Wealthy Football, Baseball Players Unions Denounce MI Right-to-Work Law

As the institutional and radical left begin to descend on Lansing, Michigan in preparation for Tuesday's expected protest against right-to-work legislation passed last week, they have an interesting ally—the unions representing the multimillionaire players of professional football and baseball. 

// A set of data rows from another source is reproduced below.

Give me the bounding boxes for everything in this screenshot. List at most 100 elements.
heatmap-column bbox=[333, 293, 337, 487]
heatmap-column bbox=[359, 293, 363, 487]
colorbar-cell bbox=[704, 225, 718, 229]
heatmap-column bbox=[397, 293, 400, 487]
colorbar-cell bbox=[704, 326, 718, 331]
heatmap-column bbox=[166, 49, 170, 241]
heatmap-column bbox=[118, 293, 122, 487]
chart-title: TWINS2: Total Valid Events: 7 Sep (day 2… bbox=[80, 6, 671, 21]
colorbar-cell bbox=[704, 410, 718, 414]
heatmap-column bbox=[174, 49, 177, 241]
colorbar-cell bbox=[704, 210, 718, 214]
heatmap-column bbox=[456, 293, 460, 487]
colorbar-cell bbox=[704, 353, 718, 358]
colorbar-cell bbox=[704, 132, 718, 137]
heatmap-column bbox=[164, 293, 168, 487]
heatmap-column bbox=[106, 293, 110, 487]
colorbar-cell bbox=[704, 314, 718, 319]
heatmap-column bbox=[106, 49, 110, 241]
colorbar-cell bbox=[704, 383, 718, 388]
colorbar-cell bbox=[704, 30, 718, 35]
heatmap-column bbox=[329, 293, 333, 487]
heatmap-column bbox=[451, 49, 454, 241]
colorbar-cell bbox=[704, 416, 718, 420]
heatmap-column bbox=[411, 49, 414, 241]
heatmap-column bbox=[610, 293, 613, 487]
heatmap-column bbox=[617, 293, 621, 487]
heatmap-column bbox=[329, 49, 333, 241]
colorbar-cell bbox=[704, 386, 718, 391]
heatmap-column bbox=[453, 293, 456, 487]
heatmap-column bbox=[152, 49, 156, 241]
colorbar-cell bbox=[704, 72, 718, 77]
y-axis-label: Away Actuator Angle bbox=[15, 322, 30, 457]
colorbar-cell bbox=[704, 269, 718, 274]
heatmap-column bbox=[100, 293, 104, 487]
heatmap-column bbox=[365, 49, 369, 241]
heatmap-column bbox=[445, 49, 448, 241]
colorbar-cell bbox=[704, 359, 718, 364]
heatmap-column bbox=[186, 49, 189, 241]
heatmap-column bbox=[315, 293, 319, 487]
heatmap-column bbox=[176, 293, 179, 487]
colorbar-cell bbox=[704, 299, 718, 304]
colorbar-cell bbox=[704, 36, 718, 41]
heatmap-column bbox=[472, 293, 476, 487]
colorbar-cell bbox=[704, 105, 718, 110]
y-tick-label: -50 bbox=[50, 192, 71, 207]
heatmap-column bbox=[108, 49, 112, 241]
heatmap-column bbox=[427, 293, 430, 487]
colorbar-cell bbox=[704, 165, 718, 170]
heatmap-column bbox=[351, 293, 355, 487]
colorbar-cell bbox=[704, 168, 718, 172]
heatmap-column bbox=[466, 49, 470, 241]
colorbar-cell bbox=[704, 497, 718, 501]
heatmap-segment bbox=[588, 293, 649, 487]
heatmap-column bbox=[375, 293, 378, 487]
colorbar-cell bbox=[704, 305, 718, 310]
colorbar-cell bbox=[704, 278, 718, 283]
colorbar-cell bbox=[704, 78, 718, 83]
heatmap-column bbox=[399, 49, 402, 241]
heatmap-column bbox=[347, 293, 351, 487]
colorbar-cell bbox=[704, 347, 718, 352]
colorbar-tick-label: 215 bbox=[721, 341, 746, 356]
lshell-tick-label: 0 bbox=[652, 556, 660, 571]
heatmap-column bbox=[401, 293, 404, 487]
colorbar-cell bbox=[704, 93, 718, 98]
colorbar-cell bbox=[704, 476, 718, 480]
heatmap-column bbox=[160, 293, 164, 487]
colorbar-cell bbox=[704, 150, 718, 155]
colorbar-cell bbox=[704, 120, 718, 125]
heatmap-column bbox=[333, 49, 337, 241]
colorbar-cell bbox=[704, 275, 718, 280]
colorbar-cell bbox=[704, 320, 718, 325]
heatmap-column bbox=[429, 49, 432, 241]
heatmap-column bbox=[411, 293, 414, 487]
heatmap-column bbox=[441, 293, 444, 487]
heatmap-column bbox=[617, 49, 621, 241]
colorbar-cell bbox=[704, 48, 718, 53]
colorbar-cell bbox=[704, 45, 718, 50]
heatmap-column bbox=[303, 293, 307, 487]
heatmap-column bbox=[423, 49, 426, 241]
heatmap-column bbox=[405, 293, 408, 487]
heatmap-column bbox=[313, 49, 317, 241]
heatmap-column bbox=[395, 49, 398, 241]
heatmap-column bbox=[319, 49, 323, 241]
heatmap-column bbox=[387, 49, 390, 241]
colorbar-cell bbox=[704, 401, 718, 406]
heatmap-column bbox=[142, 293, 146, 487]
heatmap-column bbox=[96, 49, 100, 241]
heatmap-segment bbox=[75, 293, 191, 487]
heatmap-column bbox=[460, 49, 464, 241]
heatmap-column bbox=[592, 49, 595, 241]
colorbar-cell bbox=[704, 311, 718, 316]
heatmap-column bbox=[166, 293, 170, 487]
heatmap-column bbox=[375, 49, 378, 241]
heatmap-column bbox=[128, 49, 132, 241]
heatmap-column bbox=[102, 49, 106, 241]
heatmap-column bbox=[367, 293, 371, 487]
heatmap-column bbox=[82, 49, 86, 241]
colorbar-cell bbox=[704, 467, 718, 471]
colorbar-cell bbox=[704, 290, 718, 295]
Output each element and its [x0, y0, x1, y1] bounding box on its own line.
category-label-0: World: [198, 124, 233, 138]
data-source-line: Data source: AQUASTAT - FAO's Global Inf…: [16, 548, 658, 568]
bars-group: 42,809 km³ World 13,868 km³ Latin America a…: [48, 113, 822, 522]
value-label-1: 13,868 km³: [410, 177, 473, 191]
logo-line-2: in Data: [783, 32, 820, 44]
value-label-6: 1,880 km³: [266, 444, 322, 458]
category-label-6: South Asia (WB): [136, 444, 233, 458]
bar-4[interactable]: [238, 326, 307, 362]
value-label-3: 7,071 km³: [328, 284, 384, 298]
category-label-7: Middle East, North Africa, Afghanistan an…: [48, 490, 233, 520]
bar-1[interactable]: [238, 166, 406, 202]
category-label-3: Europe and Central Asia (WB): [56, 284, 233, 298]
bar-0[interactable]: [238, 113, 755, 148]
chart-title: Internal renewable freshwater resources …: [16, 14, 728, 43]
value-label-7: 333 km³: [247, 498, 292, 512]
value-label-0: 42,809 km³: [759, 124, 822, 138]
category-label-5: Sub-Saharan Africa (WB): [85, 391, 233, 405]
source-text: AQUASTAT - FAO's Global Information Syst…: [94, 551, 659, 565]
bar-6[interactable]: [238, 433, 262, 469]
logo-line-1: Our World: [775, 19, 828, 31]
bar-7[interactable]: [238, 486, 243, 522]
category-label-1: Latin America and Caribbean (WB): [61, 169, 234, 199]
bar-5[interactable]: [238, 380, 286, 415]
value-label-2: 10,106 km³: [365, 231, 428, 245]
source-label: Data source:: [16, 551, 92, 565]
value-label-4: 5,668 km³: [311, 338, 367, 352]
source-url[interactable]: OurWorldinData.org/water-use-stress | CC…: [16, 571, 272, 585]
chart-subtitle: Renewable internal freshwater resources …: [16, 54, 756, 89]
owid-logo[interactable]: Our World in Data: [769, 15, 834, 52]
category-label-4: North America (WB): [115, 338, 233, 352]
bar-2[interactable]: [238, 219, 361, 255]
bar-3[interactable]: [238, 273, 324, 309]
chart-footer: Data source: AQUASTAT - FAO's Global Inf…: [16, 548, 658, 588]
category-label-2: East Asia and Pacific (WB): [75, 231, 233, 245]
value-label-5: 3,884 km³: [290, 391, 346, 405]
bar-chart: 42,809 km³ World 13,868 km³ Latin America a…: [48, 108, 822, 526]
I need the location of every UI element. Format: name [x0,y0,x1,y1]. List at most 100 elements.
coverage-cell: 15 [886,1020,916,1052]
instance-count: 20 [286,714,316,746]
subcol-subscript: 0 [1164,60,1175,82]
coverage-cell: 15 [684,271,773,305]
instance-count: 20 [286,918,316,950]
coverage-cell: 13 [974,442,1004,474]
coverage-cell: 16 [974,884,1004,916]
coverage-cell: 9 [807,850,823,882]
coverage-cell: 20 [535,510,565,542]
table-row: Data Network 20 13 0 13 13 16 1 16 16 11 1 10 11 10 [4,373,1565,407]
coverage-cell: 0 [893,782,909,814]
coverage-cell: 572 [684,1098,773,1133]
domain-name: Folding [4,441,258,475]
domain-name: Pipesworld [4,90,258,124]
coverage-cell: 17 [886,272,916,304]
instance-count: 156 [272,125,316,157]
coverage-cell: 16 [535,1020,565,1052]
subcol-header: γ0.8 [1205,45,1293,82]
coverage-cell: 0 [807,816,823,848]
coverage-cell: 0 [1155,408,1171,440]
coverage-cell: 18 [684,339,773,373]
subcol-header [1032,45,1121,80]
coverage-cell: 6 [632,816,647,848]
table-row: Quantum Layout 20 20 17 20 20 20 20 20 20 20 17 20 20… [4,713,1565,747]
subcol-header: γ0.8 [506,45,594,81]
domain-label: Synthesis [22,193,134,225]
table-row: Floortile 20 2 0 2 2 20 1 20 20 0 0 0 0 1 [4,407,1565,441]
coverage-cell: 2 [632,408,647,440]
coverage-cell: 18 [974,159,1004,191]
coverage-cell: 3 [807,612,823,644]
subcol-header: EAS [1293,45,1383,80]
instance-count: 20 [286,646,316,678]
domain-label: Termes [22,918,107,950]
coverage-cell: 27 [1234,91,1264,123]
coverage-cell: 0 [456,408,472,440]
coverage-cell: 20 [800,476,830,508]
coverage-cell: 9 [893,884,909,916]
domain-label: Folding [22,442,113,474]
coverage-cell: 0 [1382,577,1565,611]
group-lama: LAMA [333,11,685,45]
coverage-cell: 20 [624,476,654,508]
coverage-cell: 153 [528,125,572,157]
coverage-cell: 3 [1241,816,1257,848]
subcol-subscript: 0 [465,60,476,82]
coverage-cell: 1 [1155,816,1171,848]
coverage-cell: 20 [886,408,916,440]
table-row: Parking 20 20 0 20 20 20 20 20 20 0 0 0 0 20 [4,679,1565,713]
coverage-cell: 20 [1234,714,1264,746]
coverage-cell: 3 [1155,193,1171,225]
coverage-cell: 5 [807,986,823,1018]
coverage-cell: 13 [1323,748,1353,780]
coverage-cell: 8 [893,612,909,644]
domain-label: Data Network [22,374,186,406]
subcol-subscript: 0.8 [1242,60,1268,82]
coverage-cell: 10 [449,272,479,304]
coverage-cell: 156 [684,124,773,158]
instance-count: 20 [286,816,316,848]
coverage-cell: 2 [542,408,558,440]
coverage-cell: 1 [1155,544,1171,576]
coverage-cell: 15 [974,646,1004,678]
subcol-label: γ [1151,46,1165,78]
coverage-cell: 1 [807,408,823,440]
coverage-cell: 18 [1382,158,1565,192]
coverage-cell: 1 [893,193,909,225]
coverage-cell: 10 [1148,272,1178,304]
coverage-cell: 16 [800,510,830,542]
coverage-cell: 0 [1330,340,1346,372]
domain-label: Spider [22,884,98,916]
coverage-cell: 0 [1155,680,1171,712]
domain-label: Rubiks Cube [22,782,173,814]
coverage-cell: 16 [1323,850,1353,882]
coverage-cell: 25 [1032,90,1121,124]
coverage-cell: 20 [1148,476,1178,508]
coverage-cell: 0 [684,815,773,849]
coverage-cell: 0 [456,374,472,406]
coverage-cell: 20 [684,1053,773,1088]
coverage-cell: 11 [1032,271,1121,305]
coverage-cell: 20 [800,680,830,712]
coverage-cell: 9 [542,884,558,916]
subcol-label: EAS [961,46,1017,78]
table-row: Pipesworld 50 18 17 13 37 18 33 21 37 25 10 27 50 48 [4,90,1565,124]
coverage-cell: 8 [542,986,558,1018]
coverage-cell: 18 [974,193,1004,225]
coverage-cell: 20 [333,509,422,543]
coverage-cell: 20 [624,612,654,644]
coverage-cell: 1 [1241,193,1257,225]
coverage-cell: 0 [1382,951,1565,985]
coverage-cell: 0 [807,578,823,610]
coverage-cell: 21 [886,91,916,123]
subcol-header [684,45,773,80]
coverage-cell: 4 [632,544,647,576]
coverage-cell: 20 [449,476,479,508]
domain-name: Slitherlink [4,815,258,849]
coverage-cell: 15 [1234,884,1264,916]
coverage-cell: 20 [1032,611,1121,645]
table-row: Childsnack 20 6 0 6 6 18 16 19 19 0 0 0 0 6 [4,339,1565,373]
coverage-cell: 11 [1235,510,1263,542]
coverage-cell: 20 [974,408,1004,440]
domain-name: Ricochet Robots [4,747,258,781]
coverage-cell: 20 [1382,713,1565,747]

Players Unions for both the National Football League and Major League Baseball gave statements to ThinkProgress explicitly opposing right-to-work:

Today, the legislation has a new foe: the National Football League Players Association, which represents players on Michigan’s NFL franchise, the Detroit Lions, and has come out against “right-to-work” before.

“We stood up against this in the past, and we stand against it in its current form in Michigan,” George Atallah, the association’s assistant executive director for external affairs, told ThinkProgress in a phone interview. “Our leadership and players are always proud to stand with workers in Michigan and everywhere else. We don’t think voters chose this, and we don’t think workers deserve this.”

Not content with just having the NFL Player's Association tell workers that they don't deserve freedom from union dues, the progressive thinkers at ThinkProgress reached out to the union that represents atheletes from the Great American Pastime:

In an email to ThinkProgress, Major League Baseball Players Association Executive Director Michael Weiner said his union also opposes the “right-to-work” push.

“Major League Baseball Players Association has always stood by the principle that all who reap the many benefits of union representation should contribute to their operation,” Weiner said. “All union members — either auto workers, teachers, firefighters, or the American League champion Detroit Tigers — oppose legislation designed to weaken unions. The economic health of our country cannot be revitalized by depriving workers of their voice in the workplace.”

In 2011, the average yearly salary of a Major League Baseball player was reportedly $3.31 million dollars while the average NFL player made $1.9 million annually. 

While both unions expressed solidarity with the unions in their drive to collect dues from workers, neither group of sports figures seem to plan to actually do anything about it. ThinkProgress notes:

Atallah said the players association had no plans for public actions against the right-to-work proceedings, but he iterated that the union stands with workers in Michigan. “We disagree with it and we’ll continue to stand with Michigan’s workers,” Atallah said.

"Stand" is apparently meant to be taken metaphorically.